Le Lumen Field, rebaptisé Seattle Stadium par la FIFA, se distingue par son architecture en fer à cheval. L’extrémité nord reste ouverte intentionnellement. Cette ouverture offre une vue sur le skyline de Seattle et les montagnes de la Cascades Range. Inauguré en 2002, le stade accueille six matches du Mondial 2026. Quatre rencontres de poule, un seizième de finale et un quart de finale s’y déroulent. Le Groupe G y joue notamment la troisième journée. L’Égypte affronte l’Iran le 26 juin dans cette enceinte. La Nouvelle-Zélande y rencontre également la Belgique le même jour.
Seattle observe l’Égypte avec un intérêt bienveillant. Cette ville portuaire du Pacifique constitue un pont entre l’Amérique du Nord et l’Asie. La communauté érythréenne et éthiopienne y est parmi les plus importantes des États-Unis. L’Afrique de l’Est possède une empreinte réelle mais discrète dans la région.
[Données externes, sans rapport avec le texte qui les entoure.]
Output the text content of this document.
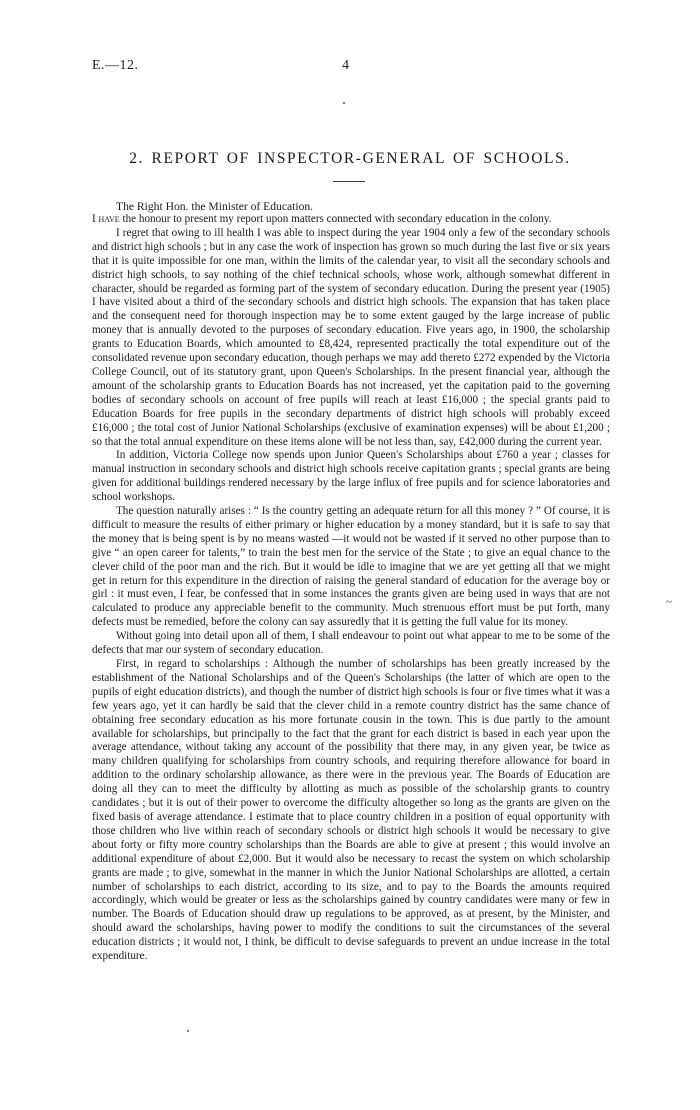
E.—12.	4
2. REPORT OF INSPECTOR-GENERAL OF SCHOOLS.
The Right Hon. the Minister of Education.

I have the honour to present my report upon matters connected with secondary education in the colony.

I regret that owing to ill health I was able to inspect during the year 1904 only a few of the secondary schools and district high schools ; but in any case the work of inspection has grown so much during the last five or six years that it is quite impossible for one man, within the limits of the calendar year, to visit all the secondary schools and district high schools, to say nothing of the chief technical schools, whose work, although somewhat different in character, should be regarded as forming part of the system of secondary education. During the present year (1905) I have visited about a third of the secondary schools and district high schools. The expansion that has taken place and the consequent need for thorough inspection may be to some extent gauged by the large increase of public money that is annually devoted to the purposes of secondary education. Five years ago, in 1900, the scholarship grants to Education Boards, which amounted to £8,424, represented practically the total expenditure out of the consolidated revenue upon secondary education, though perhaps we may add thereto £272 expended by the Victoria College Council, out of its statutory grant, upon Queen's Scholarships. In the present financial year, although the amount of the scholarship grants to Education Boards has not increased, yet the capitation paid to the governing bodies of secondary schools on account of free pupils will reach at least £16,000 ; the special grants paid to Education Boards for free pupils in the secondary departments of district high schools will probably exceed £16,000 ; the total cost of Junior National Scholarships (exclusive of examination expenses) will be about £1,200 ; so that the total annual expenditure on these items alone will be not less than, say, £42,000 during the current year.

In addition, Victoria College now spends upon Junior Queen's Scholarships about £760 a year ; classes for manual instruction in secondary schools and district high schools receive capitation grants ; special grants are being given for additional buildings rendered necessary by the large influx of free pupils and for science laboratories and school workshops.

The question naturally arises : “ Is the country getting an adequate return for all this money ? ” Of course, it is difficult to measure the results of either primary or higher education by a money standard, but it is safe to say that the money that is being spent is by no means wasted —it would not be wasted if it served no other purpose than to give “ an open career for talents,” to train the best men for the service of the State ; to give an equal chance to the clever child of the poor man and the rich. But it would be idle to imagine that we are yet getting all that we might get in return for this expenditure in the direction of raising the general standard of education for the average boy or girl : it must even, I fear, be confessed that in some instances the grants given are being used in ways that are not calculated to produce any appreciable benefit to the community. Much strenuous effort must be put forth, many defects must be remedied, before the colony can say assuredly that it is getting the full value for its money.

Without going into detail upon all of them, I shall endeavour to point out what appear to me to be some of the defects that mar our system of secondary education.

First, in regard to scholarships : Although the number of scholarships has been greatly increased by the establishment of the National Scholarships and of the Queen's Scholarships (the latter of which are open to the pupils of eight education districts), and though the number of district high schools is four or five times what it was a few years ago, yet it can hardly be said that the clever child in a remote country district has the same chance of obtaining free secondary education as his more fortunate cousin in the town. This is due partly to the amount available for scholarships, but principally to the fact that the grant for each district is based in each year upon the average attendance, without taking any account of the possibility that there may, in any given year, be twice as many children qualifying for scholarships from country schools, and requiring therefore allowance for board in addition to the ordinary scholarship allowance, as there were in the previous year. The Boards of Education are doing all they can to meet the difficulty by allotting as much as possible of the scholarship grants to country candidates ; but it is out of their power to overcome the difficulty altogether so long as the grants are given on the fixed basis of average attendance. I estimate that to place country children in a position of equal opportunity with those children who live within reach of secondary schools or district high schools it would be necessary to give about forty or fifty more country scholarships than the Boards are able to give at present ; this would involve an additional expenditure of about £2,000. But it would also be necessary to recast the system on which scholarship grants are made ; to give, somewhat in the manner in which the Junior National Scholarships are allotted, a certain number of scholarships to each district, according to its size, and to pay to the Boards the amounts required accordingly, which would be greater or less as the scholarships gained by country candidates were many or few in number. The Boards of Education should draw up regulations to be approved, as at present, by the Minister, and should award the scholarships, having power to modify the conditions to suit the circumstances of the several education districts ; it would not, I think, be difficult to devise safeguards to prevent an undue increase in the total expenditure.

~
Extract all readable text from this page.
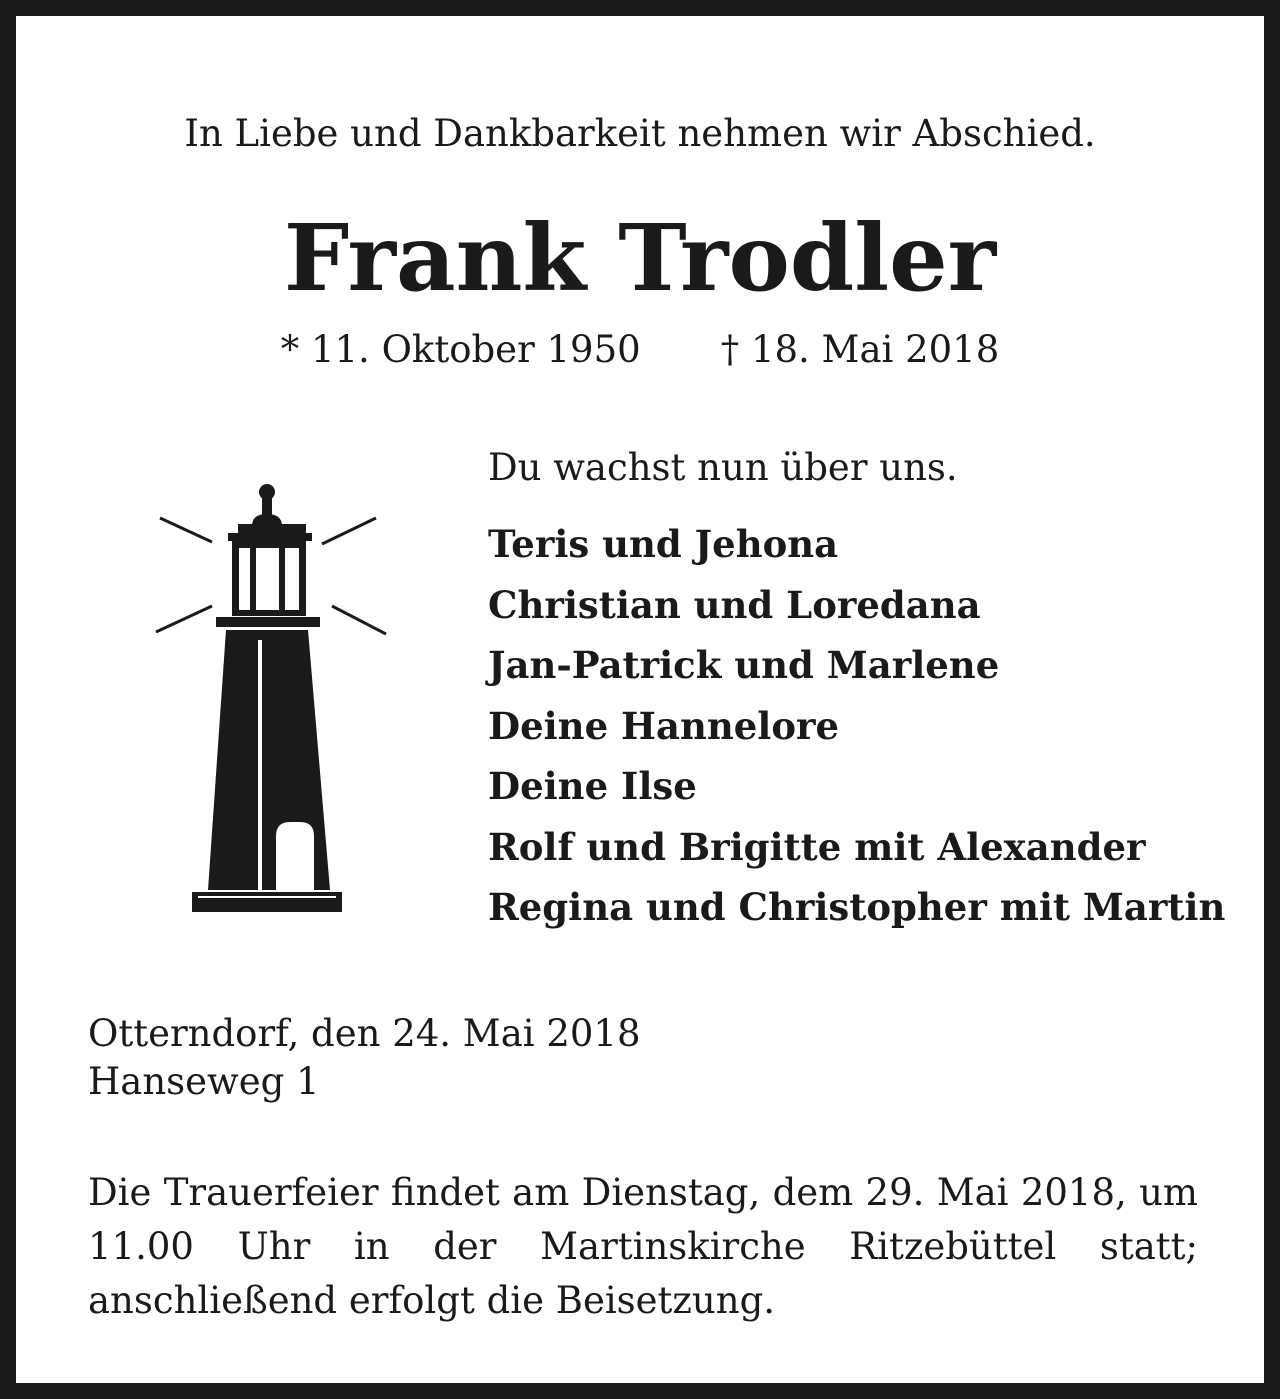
In Liebe und Dankbarkeit nehmen wir Abschied.
Frank Trodler
* 11. Oktober 1950 † 18. Mai 2018
Du wachst nun über uns.
Teris und Jehona
Christian und Loredana
Jan-Patrick und Marlene
Deine Hannelore
Deine Ilse
Rolf und Brigitte mit Alexander
Regina und Christopher mit Martin
Otterndorf, den 24. Mai 2018
Hanseweg 1
Die Trauerfeier findet am Dienstag, dem 29. Mai 2018, um 11.00 Uhr in der Martinskirche Ritzebüttel statt; anschließend erfolgt die Beisetzung.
L’Égypte participe à la Coupe du Monde pour la première fois depuis 1990. Trente-six ans d’absence ont créé une génération qui n’a jamais vu les Pharaons en compétition mondiale. Mohamed Salah a pris sa retraite internationale en 2024. La nouvelle génération, avec Omar Marmoush, Mostafa Mohamed et Ahmed Hegazi, écrit désormais l’histoire.
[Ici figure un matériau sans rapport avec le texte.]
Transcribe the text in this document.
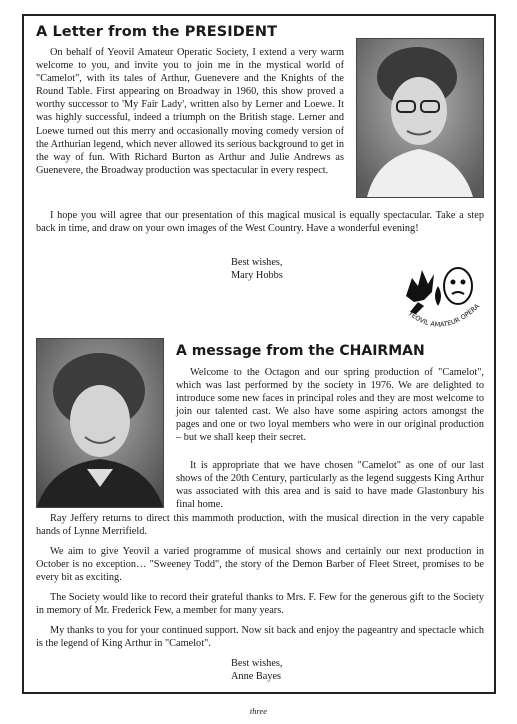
A Letter from the PRESIDENT
On behalf of Yeovil Amateur Operatic Society, I extend a very warm welcome to you, and invite you to join me in the mystical world of "Camelot", with its tales of Arthur, Guenevere and the Knights of the Round Table. First appearing on Broadway in 1960, this show proved a worthy successor to 'My Fair Lady', written also by Lerner and Loewe. It was highly successful, indeed a triumph on the British stage. Lerner and Loewe turned out this merry and occasionally moving comedy version of the Arthurian legend, which never allowed its serious background to get in the way of fun. With Richard Burton as Arthur and Julie Andrews as Guenevere, the Broadway production was spectacular in every respect.
I hope you will agree that our presentation of this magical musical is equally spectacular. Take a step back in time, and draw on your own images of the West Country. Have a wonderful evening!
Best wishes,
Mary Hobbs
YEOVIL AMATEUR OPERA
A message from the CHAIRMAN
Welcome to the Octagon and our spring production of "Camelot", which was last performed by the society in 1976. We are delighted to introduce some new faces in principal roles and they are most welcome to join our talented cast. We also have some aspiring actors amongst the pages and one or two loyal members who were in our original production – but we shall keep their secret.
It is appropriate that we have chosen "Camelot" as one of our last shows of the 20th Century, particularly as the legend suggests King Arthur was associated with this area and is said to have made Glastonbury his final home.
Ray Jeffery returns to direct this mammoth production, with the musical direction in the very capable hands of Lynne Merrifield.
We aim to give Yeovil a varied programme of musical shows and certainly our next production in October is no exception… "Sweeney Todd", the story of the Demon Barber of Fleet Street, promises to be every bit as exciting.
The Society would like to record their grateful thanks to Mrs. F. Few for the generous gift to the Society in memory of Mr. Frederick Few, a member for many years.
My thanks to you for your continued support. Now sit back and enjoy the pageantry and spectacle which is the legend of King Arthur in "Camelot".
Best wishes,
Anne Bayes
three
La mémoire du football égyptien en Coupe du Monde reste complexe. En 1934, l’Égypte figurait parmi les premières équipes africaines à participer au Mondial. En 1990, en Italie, l’équipe a obtenu un match nul contre l’Irlande. Elle a perdu contre les Pays-Bas et l’Angleterre, mais sa présence comptait. Sous les gratte-ciels de Seattle et les neiges du Mont Rainier, les Pharaons reprennent leur place dans l’histoire. Le Groupe G, composé de la Nouvelle-Zélande, de l’Iran, de la Belgique et de l’Égypte, est l’un des plus équilibrés du tournoi. L’Égypte, outsider respecté, joue sa troisième journée à Seattle avec les espoirs du continent. Un résultat positif pouvait signifier la qualification pour les seizièmes de finale. Cet accomplissement serait inestimable pour une nation de retour après trente-six ans.
Seattle, avec sa culture musicale et son esprit de frontière, possède une ouverture naturelle au monde. Le vent du Pacifique s’engouffre par l’extrémité ouverte du Lumen Field. Il apporte quelque chose du large, comme l’Afrique qui arrive par la mer. L’Égypte a navigué jusqu’ici. La suite appartient à l’histoire.